Artists at Ceduna and Yalata jointly worked on two sculptures made from discarded marine debris such as tuna nets and rope, creating a harlequin fish and orca.
The sculptures were made during a two-week period at Yalata, with the finishing touches applied at Arts Ceduna by artists Pam Diment and Sherrie Jones.
The workshop – funded by Alinytjara Wilurara Natural Resources Management (AWNRM), the Department of Environment and Water (DEW) and Arts Ceduna – saw Ms Diment and Ms Jones joined by Bruce MacPherson from DEW, members of the AWNRM board and the Yalata community to create the sculptures.
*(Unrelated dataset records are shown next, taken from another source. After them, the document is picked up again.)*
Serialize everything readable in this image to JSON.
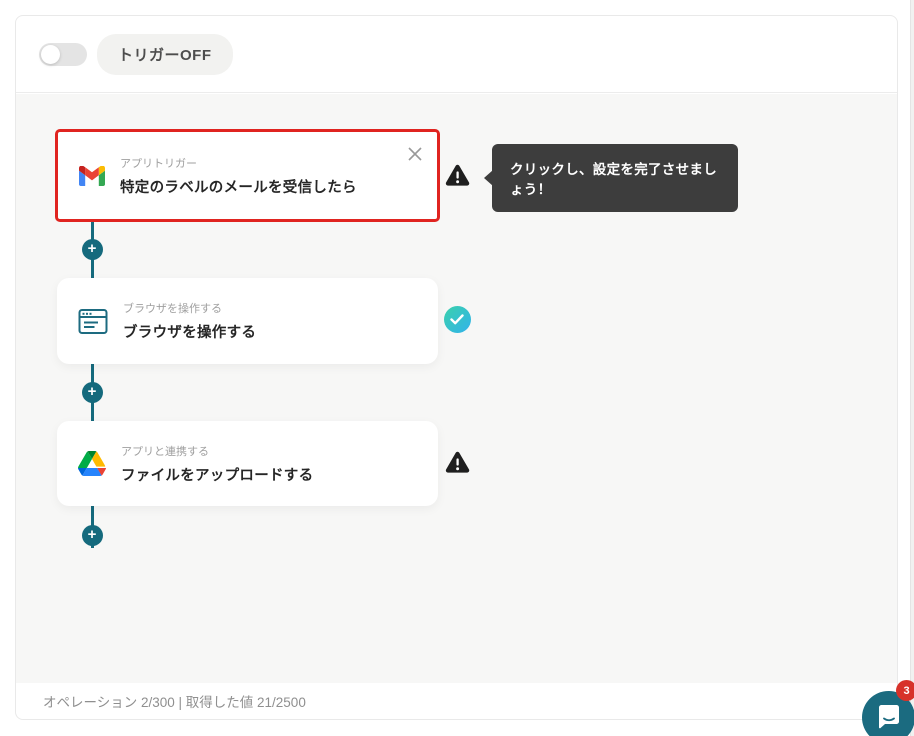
{
  "header": {
    "trigger_toggle": {
      "state": "off",
      "label": "トリガーOFF"
    }
  },
  "workflow": {
    "add_button_label": "+",
    "tooltip": {
      "text": "クリックし、設定を完了させましょう！"
    },
    "nodes": [
      {
        "icon": "gmail-icon",
        "category": "アプリトリガー",
        "title": "特定のラベルのメールを受信したら",
        "status": "warning",
        "selected": true
      },
      {
        "icon": "browser-icon",
        "category": "ブラウザを操作する",
        "title": "ブラウザを操作する",
        "status": "done",
        "selected": false
      },
      {
        "icon": "google-drive-icon",
        "category": "アプリと連携する",
        "title": "ファイルをアップロードする",
        "status": "warning",
        "selected": false
      }
    ]
  },
  "footer": {
    "status_text": "オペレーション 2/300 | 取得した値 21/2500"
  },
  "chat": {
    "badge_count": "3"
  },
  "colors": {
    "accent_teal": "#156a7d",
    "selected_border_red": "#e02420",
    "warning_icon": "#1f1f1f",
    "success_gradient_start": "#3bd1ab",
    "success_gradient_end": "#31b2ec",
    "tooltip_bg": "#3d3d3d",
    "canvas_bg": "#f7f7f6",
    "chat_button_bg": "#1b6b80",
    "chat_badge_bg": "#d7322a"
  }
}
“We had about 20 people at Yalata who were involved in the project, with Sue Ryan the lead facilitator and Sherrie and myself acting as mentors who could upskill for future projects,” Ms Diment said.
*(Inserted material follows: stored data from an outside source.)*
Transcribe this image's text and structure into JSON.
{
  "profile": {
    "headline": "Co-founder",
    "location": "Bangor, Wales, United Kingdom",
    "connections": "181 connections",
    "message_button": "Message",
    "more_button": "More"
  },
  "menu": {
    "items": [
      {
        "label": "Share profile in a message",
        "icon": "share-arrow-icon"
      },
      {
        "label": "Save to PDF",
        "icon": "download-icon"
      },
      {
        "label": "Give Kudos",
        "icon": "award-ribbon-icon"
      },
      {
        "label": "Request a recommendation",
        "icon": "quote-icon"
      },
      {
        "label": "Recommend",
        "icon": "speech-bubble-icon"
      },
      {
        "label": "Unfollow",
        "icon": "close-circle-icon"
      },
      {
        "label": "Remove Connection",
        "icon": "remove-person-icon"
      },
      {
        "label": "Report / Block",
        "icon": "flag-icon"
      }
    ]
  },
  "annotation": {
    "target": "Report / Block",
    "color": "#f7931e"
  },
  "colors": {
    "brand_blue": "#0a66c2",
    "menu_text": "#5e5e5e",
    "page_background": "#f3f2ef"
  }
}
“This project adds to the theme which continues to grow, of looking after our environment.”
Members of the Yalata community sourced discarded materials from local beaches, while Ms Diment also obtained objects from a visit to Port Lincoln.
The two sculptures add to the marine theme established in recent years by the Ghost Net Art Project group.
In 2014 a four-metre long southern right whale called Jidirah was built in Ceduna with the help of visiting Yalata women and was exhibited in Australia and Europe.
Two years later a four-by-four metre blue swimmer crab Guldamara was created and also exhibited in various European countries.
Yalata’s Polly Charra suggested creating a harlequin fish – which is found in South Australian waters – while with material remaining it was decided to also build the three-metre orca.
After the bulk of the two sculptures were finished during the time at Yalata they were transported to Ceduna to complete.
Serena Gunter from Arts Ceduna said the projects generated a range of skills for artists involved.
“There are a number of skills involved such as weaving, sawing, construction of the bamboo frame and chicken wire frame and cutting ropes,” she said.
“There are also consultations with artists about objects to make and collaborating together while being guided by facilitators on the project.”
Ms Gunter said the launch would take place on Thursday at 12pm, getting those who worked on the project together to celebrate their work, while members of the community were also invited to come along.
Ms Gunter said they were also looking for a buyer – with interest already coming from the Swiss purchaser of the crab.
“The sales of the crab and whale allowed the centre to continue on, to work on projects, and we want to do another sculpture next year,” Ms Gunter said.
Ms Diment said it would not only put money into the centre and allow for future projects, but also help to build artists’ skills.
There are already other projects in mind, with a mulloway, leafy seadragon, dolphin or mallee fowl bird next on the agenda.